Clearly, getting resellers to abide by a pricing policy requires credible threats backed by a demonstrated willingness to act. That, of course, necessitates catching rule breakers in the first place. That’s not easy. A brand with hundreds or thousands of authorized resellers may find that many are advertising not only on their own websites but also on one or more third-party sites such as Amazon. In addition, the brand’s products may be on thousands of brick-and-mortar shelves, with price promotions appearing on television, in circulars, in stores, and elsewhere.
It’s impossible for brands to constantly track all this activity, so many rely on outside companies with specialized expertise—such as TrackStreet and PriceSpider/ORIS Intelligence (for online offers) and Numerator and the Advertising Checking Bureau (for online and brick-and-mortar offers). Between us we’ve worked with all of these and more. Brands also use mystery shoppers to spot-check actual selling prices. Some supplement their efforts with what one company calls the “snitch network”—resellers who rat out violators. (That’s lawful, as long as there is no agreement with the complaining reseller on price.) At least one automotive aftermarket brand we know with a respected MRP policy regularly conducts random reseller audits and enjoys a high compliance rate in part because of it.
If a reseller is caught, brands should swiftly send clearly worded violation notices that carefully reference the violation (including proof of it, such as a screenshot, where possible). The brand should outline what it expects of the reseller in response (such as removing the offending offer within 24 hours) and state the penalty to be imposed if it fails to comply.

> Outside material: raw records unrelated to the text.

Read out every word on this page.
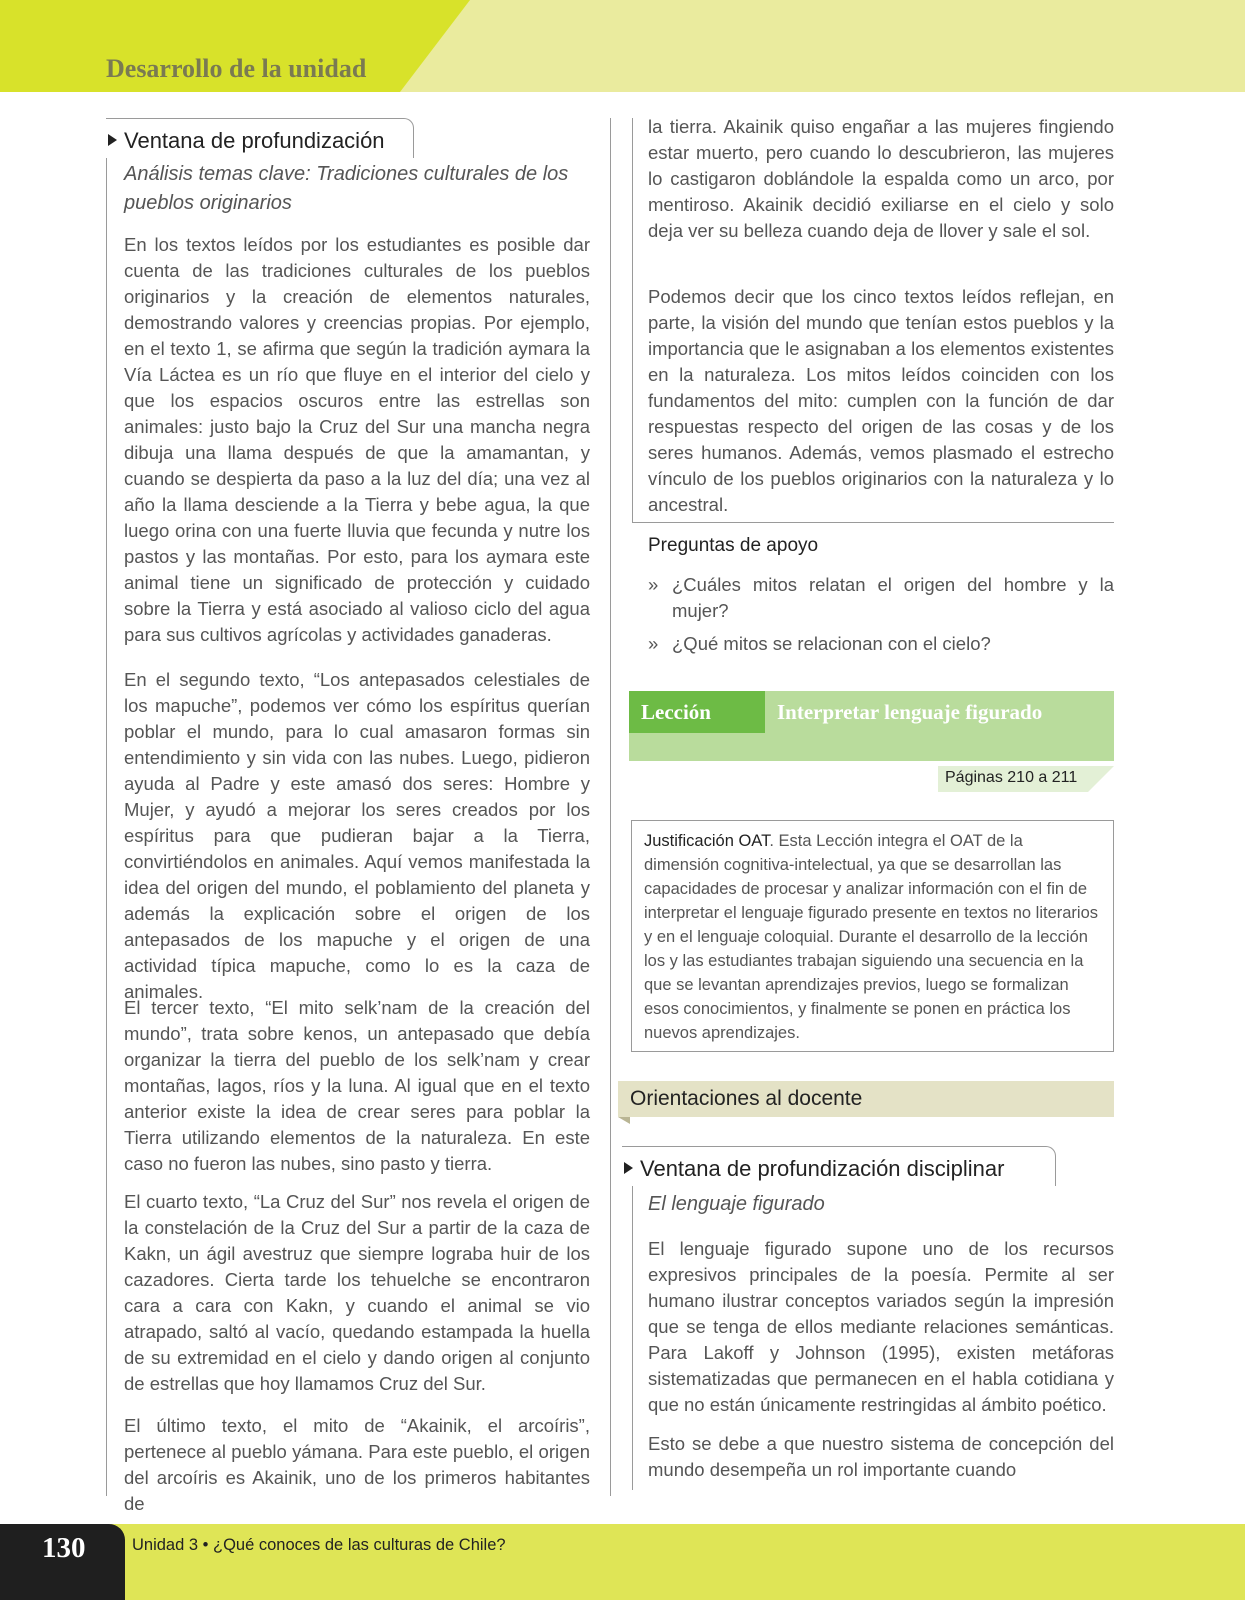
Desarrollo de la unidad
Ventana de profundización
Análisis temas clave: Tradiciones culturales de los pueblos originarios
En los textos leídos por los estudiantes es posible dar cuenta de las tradiciones culturales de los pueblos originarios y la creación de elementos naturales, demostrando valores y creencias propias. Por ejemplo, en el texto 1, se afirma que según la tradición aymara la Vía Láctea es un río que fluye en el interior del cielo y que los espacios oscuros entre las estrellas son animales: justo bajo la Cruz del Sur una mancha negra dibuja una llama después de que la amamantan, y cuando se despierta da paso a la luz del día; una vez al año la llama desciende a la Tierra y bebe agua, la que luego orina con una fuerte lluvia que fecunda y nutre los pastos y las montañas. Por esto, para los aymara este animal tiene un significado de protección y cuidado sobre la Tierra y está asociado al valioso ciclo del agua para sus cultivos agrícolas y actividades ganaderas.
En el segundo texto, “Los antepasados celestiales de los mapuche”, podemos ver cómo los espíritus querían poblar el mundo, para lo cual amasaron formas sin entendimiento y sin vida con las nubes. Luego, pidieron ayuda al Padre y este amasó dos seres: Hombre y Mujer, y ayudó a mejorar los seres creados por los espíritus para que pudieran bajar a la Tierra, convirtiéndolos en animales. Aquí vemos manifestada la idea del origen del mundo, el poblamiento del planeta y además la explicación sobre el origen de los antepasados de los mapuche y el origen de una actividad típica mapuche, como lo es la caza de animales.
El tercer texto, “El mito selk’nam de la creación del mundo”, trata sobre kenos, un antepasado que debía organizar la tierra del pueblo de los selk’nam y crear montañas, lagos, ríos y la luna. Al igual que en el texto anterior existe la idea de crear seres para poblar la Tierra utilizando elementos de la naturaleza. En este caso no fueron las nubes, sino pasto y tierra.
El cuarto texto, “La Cruz del Sur” nos revela el origen de la constelación de la Cruz del Sur a partir de la caza de Kakn, un ágil avestruz que siempre lograba huir de los cazadores. Cierta tarde los tehuelche se encontraron cara a cara con Kakn, y cuando el animal se vio atrapado, saltó al vacío, quedando estampada la huella de su extremidad en el cielo y dando origen al conjunto de estrellas que hoy llamamos Cruz del Sur.
El último texto, el mito de “Akainik, el arcoíris”, pertenece al pueblo yámana. Para este pueblo, el origen del arcoíris es Akainik, uno de los primeros habitantes de
la tierra. Akainik quiso engañar a las mujeres fingiendo estar muerto, pero cuando lo descubrieron, las mujeres lo castigaron doblándole la espalda como un arco, por mentiroso. Akainik decidió exiliarse en el cielo y solo deja ver su belleza cuando deja de llover y sale el sol.
Podemos decir que los cinco textos leídos reflejan, en parte, la visión del mundo que tenían estos pueblos y la importancia que le asignaban a los elementos existentes en la naturaleza. Los mitos leídos coinciden con los fundamentos del mito: cumplen con la función de dar respuestas respecto del origen de las cosas y de los seres humanos. Además, vemos plasmado el estrecho vínculo de los pueblos originarios con la naturaleza y lo ancestral.
Preguntas de apoyo
» ¿Cuáles mitos relatan el origen del hombre y la mujer?
» ¿Qué mitos se relacionan con el cielo?
Lección	Interpretar lenguaje figurado
Páginas 210 a 211
Justificación OAT. Esta Lección integra el OAT de la dimensión cognitiva-intelectual, ya que se desarrollan las capacidades de procesar y analizar información con el fin de interpretar el lenguaje figurado presente en textos no literarios y en el lenguaje coloquial. Durante el desarrollo de la lección los y las estudiantes trabajan siguiendo una secuencia en la que se levantan aprendizajes previos, luego se formalizan esos conocimientos, y finalmente se ponen en práctica los nuevos aprendizajes.
Orientaciones al docente
Ventana de profundización disciplinar
El lenguaje figurado
El lenguaje figurado supone uno de los recursos expresivos principales de la poesía. Permite al ser humano ilustrar conceptos variados según la impresión que se tenga de ellos mediante relaciones semánticas. Para Lakoff y Johnson (1995), existen metáforas sistematizadas que permanecen en el habla cotidiana y que no están únicamente restringidas al ámbito poético.
Esto se debe a que nuestro sistema de concepción del mundo desempeña un rol importante cuando
130	Unidad 3 • ¿Qué conoces de las culturas de Chile?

Above all, brands must enforce their policies uniformly. Failure to do so will undermine their credibility and jeopardize efforts to prevent resale price erosion. Moreover, differences in treatment can create a “rebuttable presumption” (something assumed to be true unless shown otherwise) that a brand cut agreements with those given a break. This means that for any given offense a brand must be prepared to levy the same punishment on its biggest or best customer as it would on others. Again, this requires that senior management and all internal stakeholders be on board with the policy. Birkenstock made sure to do this before pulling its products from Amazon as a penalty for its allowing unauthorized resellers to peddle discounted Birkenstock merchandise there.
Of course, a brand can still announce an across-the-board policy reset at any time, if it wishes. Alternatively, after cutoff, the brand may resume selling to those that it believes have learned their lesson, while continuing to deny other resellers access to its products. Such selective reinstatement is permissible because a brand generally can choose its customers and has no obligation to sell to everyone that wants its products.
Getting the Balance Right
Ultimately, pricing policies are about maintaining and improving brand equity, and decisions about them must be consistent with company values. Determining the “right” minimum prices is an art form that takes into account brand positioning and goals, resellers’ margin needs, and the competitive environment. Prices set too high will discourage sales, while those that are too low leave money on the table and can harm a brand’s valued resellers by allowing unhealthy discounts.
There’s no question that online commerce will continue to grow. It also seems likely that a small number of powerful digital resellers will increasingly dominate the relationship between brands and their ultimate users, potentially disrupting the historic and mutually beneficial affiliations between brands and their favored authorized resellers. Well-crafted, well-enforced pricing policies can be instrumental in helping to regain and maintain this balance.